Certificat vaccinal : non à la discrimination dans les institutions culturelles
Parallèlement aux événements tests sur quelques grandes manifestations et à l’élévation des jauges prévue en juin, le Conseil Fédéral envisage d’instaurer un accès sélectif à certains lieux : dès que 40% à 50% de la population aura été vaccinée, l’entrée dans nos institutions, de même que dans les restaurants ou les manifestations sportives de moyenne grandeur, pourrait dépendre du passeport vaccinal, les publics devant attester d’un vaccin ou d’un coûteux et laborieux test PCR pour entrer dans nos murs.
Pour nous, institutions culturelles publiques, être accessibles à touxtes n’est pas un principe discutable. Personnes sans papiers, personnes requérantes, SDF, phobiques, allergiques, sceptiques, vaccinées aux vaccins non-ARN, « provax » ou « antivax », « complotistes » ou « rigoristes » : il ne nous appartient pas de trier nos publics selon les critères que la Confédération n’ose elle-même pas faire appliquer aux autres secteurs.

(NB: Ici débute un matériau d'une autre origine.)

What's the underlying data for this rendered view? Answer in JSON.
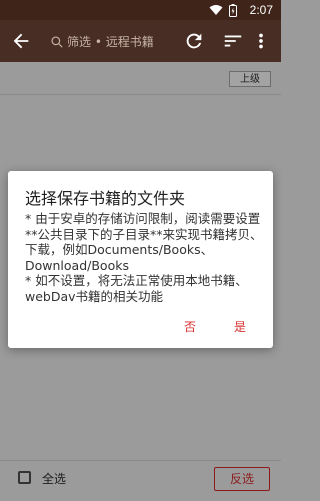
{
  "status_bar": {
    "time": "2:07",
    "icons": [
      "wifi-icon",
      "battery-icon"
    ]
  },
  "toolbar": {
    "search_placeholder": "筛选 • 远程书籍",
    "icons": [
      "back-arrow-icon",
      "search-icon",
      "refresh-icon",
      "sort-icon",
      "more-vert-icon"
    ]
  },
  "path_bar": {
    "up_label": "上级"
  },
  "bottom_bar": {
    "select_all_label": "全选",
    "invert_label": "反选"
  },
  "dialog": {
    "title": "选择保存书籍的文件夹",
    "message": "* 由于安卓的存储访问限制，阅读需要设置**公共目录下的子目录**来实现书籍拷贝、下载，例如Documents/Books、Download/Books\n* 如不设置，将无法正常使用本地书籍、webDav书籍的相关功能",
    "negative_label": "否",
    "positive_label": "是"
  },
  "colors": {
    "toolbar": "#472d23",
    "status_bar": "#3e2419",
    "accent": "#d32f2f",
    "scrim": "#9b9b9b"
  }
}
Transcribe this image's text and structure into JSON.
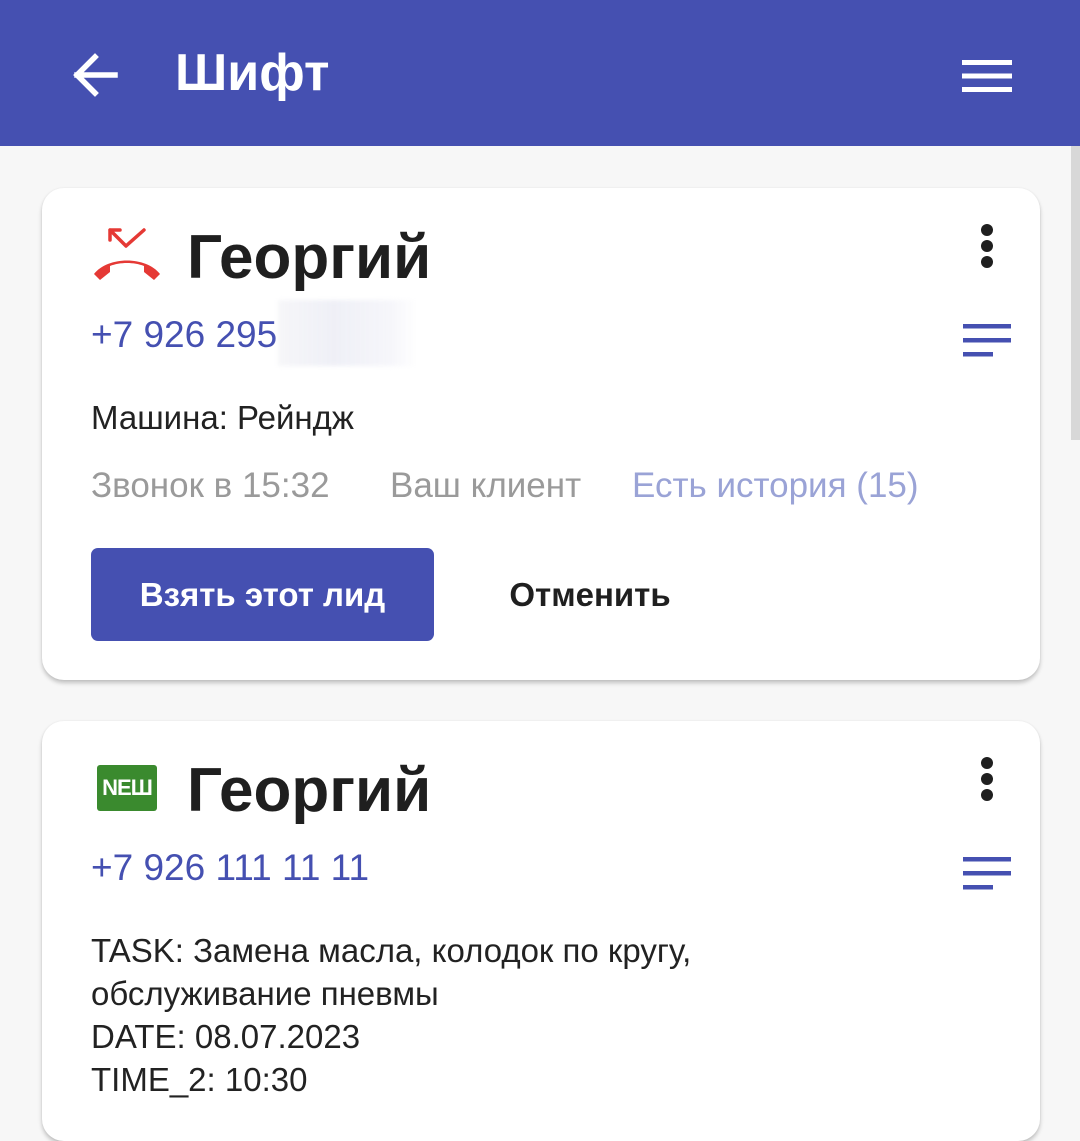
{
  "appbar": {
    "title": "Шифт",
    "back_icon": "arrow-left-icon",
    "menu_icon": "hamburger-menu-icon",
    "background_color": "#4550b1"
  },
  "cards": [
    {
      "status_icon": "missed-call-icon",
      "status_color": "#e53935",
      "name": "Георгий",
      "phone": "+7 926 295",
      "car": "Машина: Рейндж",
      "call_time": "Звонок в 15:32",
      "client_status": "Ваш клиент",
      "history": "Есть история (15)",
      "primary_action": "Взять этот лид",
      "secondary_action": "Отменить"
    },
    {
      "status_icon": "new-badge-icon",
      "badge_label": "NEШ",
      "badge_color": "#3a8a2e",
      "name": "Георгий",
      "phone": "+7 926 111 11 11",
      "task": "TASK: Замена масла, колодок по кругу,\nобслуживание пневмы\nDATE: 08.07.2023\nTIME_2: 10:30"
    }
  ]
}
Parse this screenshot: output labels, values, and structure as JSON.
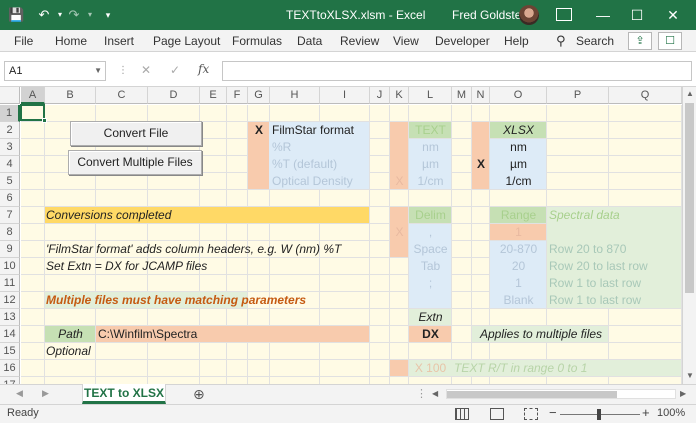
{
  "window": {
    "title": "TEXTtoXLSX.xlsm  -  Excel",
    "user": "Fred Goldstein",
    "minimize": "—",
    "maximize": "☐",
    "close": "✕"
  },
  "qat": {
    "save": "💾",
    "undo": "↶",
    "redo": "↷",
    "customize": "▾"
  },
  "ribbon": {
    "tabs": [
      "File",
      "Home",
      "Insert",
      "Page Layout",
      "Formulas",
      "Data",
      "Review",
      "View",
      "Developer",
      "Help"
    ],
    "search_label": "Search",
    "search_icon": "⚲"
  },
  "formula_bar": {
    "name_box": "A1",
    "cancel": "✕",
    "enter": "✓",
    "fx": "fx",
    "value": ""
  },
  "columns": [
    "A",
    "B",
    "C",
    "D",
    "E",
    "F",
    "G",
    "H",
    "I",
    "J",
    "K",
    "L",
    "M",
    "N",
    "O",
    "P",
    "Q"
  ],
  "rows": [
    "1",
    "2",
    "3",
    "4",
    "5",
    "6",
    "7",
    "8",
    "9",
    "10",
    "11",
    "12",
    "13",
    "14",
    "15",
    "16",
    "17"
  ],
  "buttons": {
    "convert_file": "Convert File",
    "convert_multiple": "Convert Multiple Files"
  },
  "cells": {
    "G2": "X",
    "H2": "FilmStar format",
    "H3": "%R",
    "H4": "%T (default)",
    "H5": "Optical Density",
    "K5": "X",
    "L2": "TEXT",
    "L3": "nm",
    "L4": "µm",
    "L5": "1/cm",
    "O2": "XLSX",
    "O3": "nm",
    "N4": "X",
    "O4": "µm",
    "O5": "1/cm",
    "B7": "Conversions completed",
    "L7": "Delim",
    "O7": "Range",
    "P7": "Spectral data",
    "K8": "X",
    "L8": ",",
    "O8": "1",
    "B9": "'FilmStar format' adds column headers, e.g. W (nm)  %T",
    "L9": "Space",
    "O9": "20-870",
    "P9": "Row 20 to 870",
    "B10": "Set Extn = DX for JCAMP files",
    "L10": "Tab",
    "O10": "20",
    "P10": "Row 20 to last row",
    "L11": ";",
    "O11": "1",
    "P11": "Row 1 to last row",
    "B12": "Multiple files must have matching parameters",
    "O12": "Blank",
    "P12": "Row 1 to last row",
    "L13": "Extn",
    "B14": "Path",
    "C14": "C:\\Winfilm\\Spectra",
    "L14": "DX",
    "N14": "Applies to multiple files",
    "B15": "Optional",
    "L16": "X 100",
    "M16": "TEXT R/T in range 0 to 1"
  },
  "sheet_tabs": {
    "active": "TEXT to XLSX",
    "add": "⊕",
    "prev": "◀",
    "next": "▶",
    "more": "⋮"
  },
  "status": {
    "ready": "Ready",
    "zoom": "100%",
    "zoom_minus": "−",
    "zoom_plus": "+"
  },
  "colors": {
    "excel_green": "#217346",
    "peach": "#f8cbad",
    "light_blue": "#ddebf7",
    "light_green": "#e2efda",
    "green": "#c6e0b4",
    "gold": "#ffd966",
    "cream": "#fffbe5",
    "orange_text": "#c55a11"
  }
}
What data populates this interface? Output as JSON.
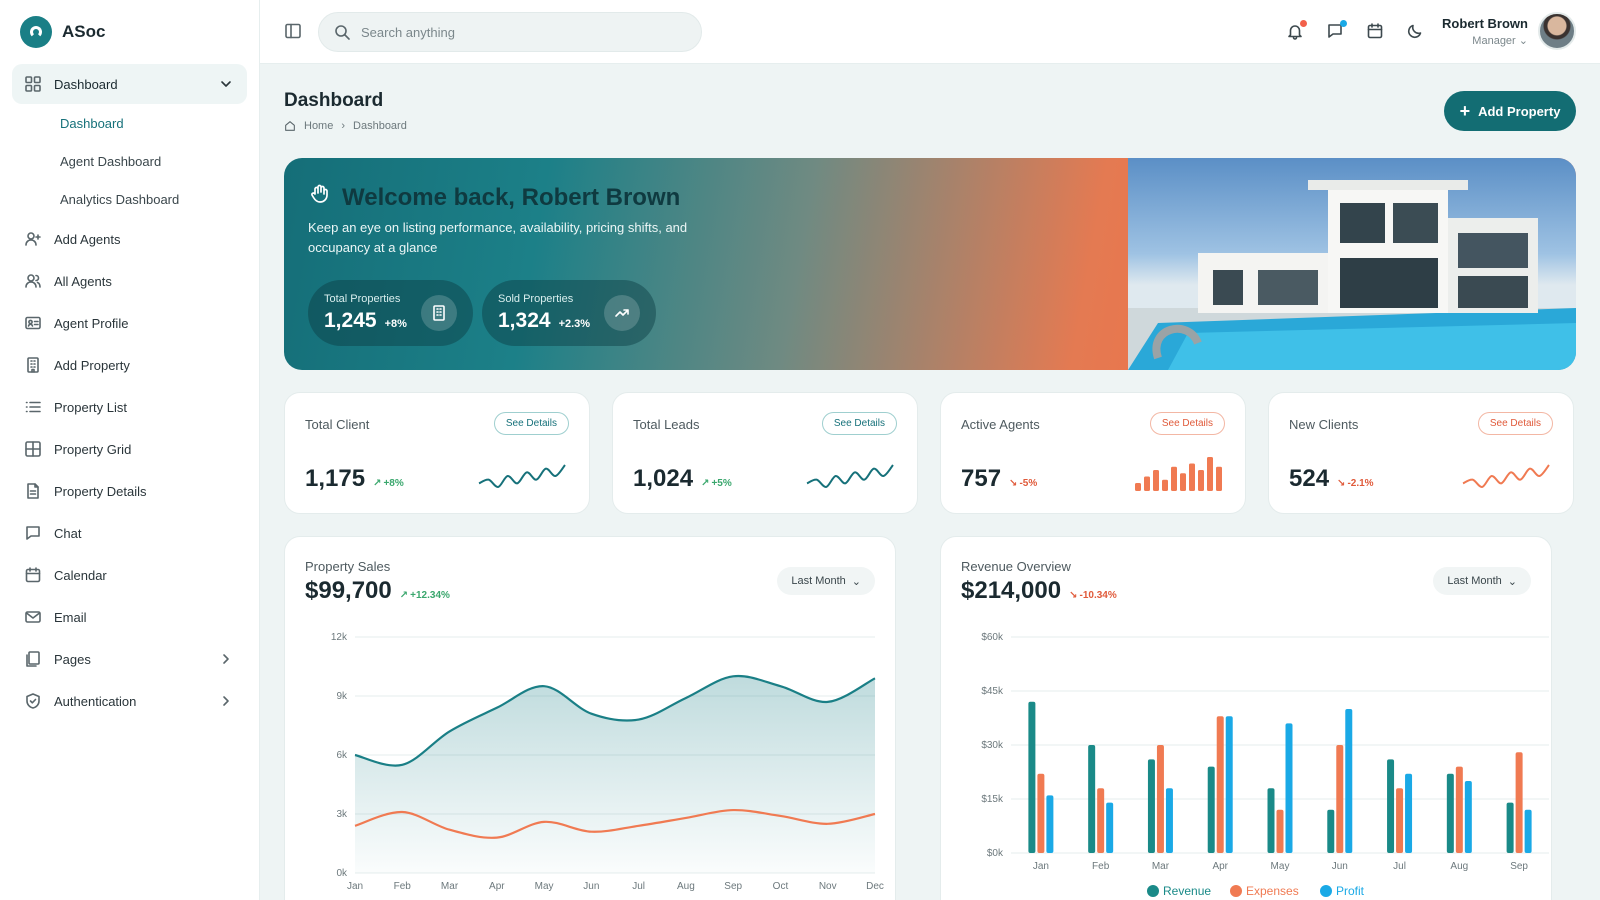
{
  "brand": {
    "name": "ASoc",
    "accent": "#16717a"
  },
  "search": {
    "placeholder": "Search anything"
  },
  "user": {
    "name": "Robert Brown",
    "role": "Manager"
  },
  "sidebar": {
    "group": {
      "label": "Dashboard",
      "icon": "grid-icon"
    },
    "sub_items": [
      "Dashboard",
      "Agent Dashboard",
      "Analytics Dashboard"
    ],
    "active_sub": "Dashboard",
    "items": [
      {
        "label": "Add Agents",
        "icon": "user-plus-icon"
      },
      {
        "label": "All Agents",
        "icon": "users-icon"
      },
      {
        "label": "Agent Profile",
        "icon": "id-card-icon"
      },
      {
        "label": "Add Property",
        "icon": "building-icon"
      },
      {
        "label": "Property List",
        "icon": "list-icon"
      },
      {
        "label": "Property Grid",
        "icon": "grid-square-icon"
      },
      {
        "label": "Property Details",
        "icon": "document-icon"
      },
      {
        "label": "Chat",
        "icon": "chat-icon"
      },
      {
        "label": "Calendar",
        "icon": "calendar-icon"
      },
      {
        "label": "Email",
        "icon": "mail-icon"
      },
      {
        "label": "Pages",
        "icon": "pages-icon",
        "has_children": true
      },
      {
        "label": "Authentication",
        "icon": "shield-icon",
        "has_children": true
      }
    ]
  },
  "header": {
    "title": "Dashboard",
    "breadcrumb": {
      "home": "Home",
      "current": "Dashboard"
    },
    "add_button": "Add Property"
  },
  "hero": {
    "title": "Welcome back, Robert Brown",
    "subtitle": "Keep an eye on listing performance, availability, pricing shifts, and occupancy at a glance",
    "total": {
      "label": "Total Properties",
      "value": "1,245",
      "change": "+8%"
    },
    "sold": {
      "label": "Sold Properties",
      "value": "1,324",
      "change": "+2.3%"
    }
  },
  "stats": [
    {
      "title": "Total Client",
      "value": "1,175",
      "change": "+8%",
      "trend": "up",
      "button": "See Details",
      "color": "#16717a",
      "spark": "line",
      "spark_values": [
        4,
        5,
        3,
        6,
        4,
        7,
        5,
        8,
        6,
        9
      ]
    },
    {
      "title": "Total Leads",
      "value": "1,024",
      "change": "+5%",
      "trend": "up",
      "button": "See Details",
      "color": "#16717a",
      "spark": "line",
      "spark_values": [
        4,
        5,
        3,
        6,
        4,
        7,
        5,
        8,
        6,
        9
      ]
    },
    {
      "title": "Active Agents",
      "value": "757",
      "change": "-5%",
      "trend": "down",
      "button": "See Details",
      "color": "#f07a52",
      "spark": "bar",
      "spark_values": [
        4,
        6,
        8,
        5,
        9,
        7,
        10,
        8,
        12,
        9
      ]
    },
    {
      "title": "New Clients",
      "value": "524",
      "change": "-2.1%",
      "trend": "down",
      "button": "See Details",
      "color": "#f07a52",
      "spark": "line",
      "spark_values": [
        4,
        5,
        3,
        6,
        4,
        7,
        5,
        8,
        6,
        9
      ]
    }
  ],
  "sales_card": {
    "title": "Property Sales",
    "value": "$99,700",
    "change": "+12.34%",
    "dropdown": "Last Month"
  },
  "revenue_card": {
    "title": "Revenue Overview",
    "value": "$214,000",
    "change": "-10.34%",
    "dropdown": "Last Month"
  },
  "chart_data": [
    {
      "type": "area",
      "categories": [
        "Jan",
        "Feb",
        "Mar",
        "Apr",
        "May",
        "Jun",
        "Jul",
        "Aug",
        "Sep",
        "Oct",
        "Nov",
        "Dec"
      ],
      "yticks": [
        "0k",
        "3k",
        "6k",
        "9k",
        "12k"
      ],
      "ylim": [
        0,
        12000
      ],
      "series": [
        {
          "values": [
            6000,
            5500,
            7200,
            8400,
            9500,
            8100,
            7800,
            8900,
            10000,
            9500,
            8700,
            9900
          ],
          "color": "#1a7f86"
        },
        {
          "values": [
            2400,
            3100,
            2200,
            1800,
            2600,
            2100,
            2400,
            2800,
            3200,
            2900,
            2500,
            3000
          ],
          "color": "#f07a52"
        }
      ],
      "grid": true
    },
    {
      "type": "bar",
      "categories": [
        "Jan",
        "Feb",
        "Mar",
        "Apr",
        "May",
        "Jun",
        "Jul",
        "Aug",
        "Sep"
      ],
      "yticks": [
        "$0k",
        "$15k",
        "$30k",
        "$45k",
        "$60k"
      ],
      "ylim": [
        0,
        60000
      ],
      "series": [
        {
          "name": "Revenue",
          "values": [
            42000,
            30000,
            26000,
            24000,
            18000,
            12000,
            26000,
            22000,
            14000
          ],
          "color": "#1a8a88"
        },
        {
          "name": "Expenses",
          "values": [
            22000,
            18000,
            30000,
            38000,
            12000,
            30000,
            18000,
            24000,
            28000
          ],
          "color": "#f07a52"
        },
        {
          "name": "Profit",
          "values": [
            16000,
            14000,
            18000,
            38000,
            36000,
            40000,
            22000,
            20000,
            12000
          ],
          "color": "#1aa9e6"
        }
      ],
      "legend": "bottom",
      "grid": true
    }
  ]
}
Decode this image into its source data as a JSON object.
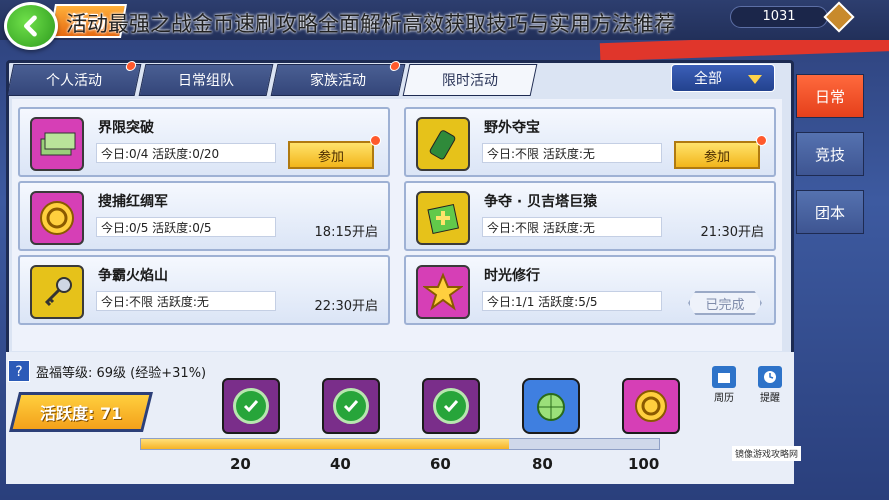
{
  "header": {
    "title": "活动最强之战金币速刷攻略全面解析高效获取技巧与实用方法推荐",
    "badge_label": "活动",
    "currency": "1031"
  },
  "tabs": [
    {
      "label": "个人活动",
      "has_dot": true
    },
    {
      "label": "日常组队",
      "has_dot": false
    },
    {
      "label": "家族活动",
      "has_dot": true
    },
    {
      "label": "限时活动",
      "has_dot": false
    }
  ],
  "filter": {
    "label": "全部"
  },
  "side_tabs": [
    {
      "label": "日常"
    },
    {
      "label": "竞技"
    },
    {
      "label": "团本"
    }
  ],
  "activities": [
    {
      "name": "界限突破",
      "stats": "今日:0/4   活跃度:0/20",
      "action": "参加",
      "icon": "cash-stack-icon"
    },
    {
      "name": "野外夺宝",
      "stats": "今日:不限   活跃度:无",
      "action": "参加",
      "icon": "treasure-bottle-icon"
    },
    {
      "name": "搜捕红绸军",
      "stats": "今日:0/5   活跃度:0/5",
      "time": "18:15开启",
      "icon": "gold-coin-icon"
    },
    {
      "name": "争夺 · 贝吉塔巨猿",
      "stats": "今日:不限   活跃度:无",
      "time": "21:30开启",
      "icon": "gift-box-icon"
    },
    {
      "name": "争霸火焰山",
      "stats": "今日:不限   活跃度:无",
      "time": "22:30开启",
      "icon": "key-icon"
    },
    {
      "name": "时光修行",
      "stats": "今日:1/1   活跃度:5/5",
      "status": "已完成",
      "icon": "experience-star-icon"
    }
  ],
  "bottom": {
    "level_text": "盈福等级: 69级 (经验+31%)",
    "activity_label": "活跃度: 71",
    "activity_value": 71,
    "milestones": [
      "20",
      "40",
      "60",
      "80",
      "100"
    ],
    "calendar_label": "周历",
    "reminder_label": "提醒",
    "watermark_text": "镜像游戏攻略网"
  },
  "colors": {
    "accent": "#e5401b",
    "primary": "#3e5592",
    "gold": "#f2b51b"
  }
}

Il a été démontré à de multiples reprises – par des statistiques, par des simulations, par des recherches tout à fait scientifiques – que les théâtres, les cinémas et salles de concert assises, moyennant le port du masque et la distanciation, faisaient courir à leur public exceptionnellement peu de risques de contamination – d’après ces études, moins que les transports publics et beaucoup moins que les supermarchés par exemple.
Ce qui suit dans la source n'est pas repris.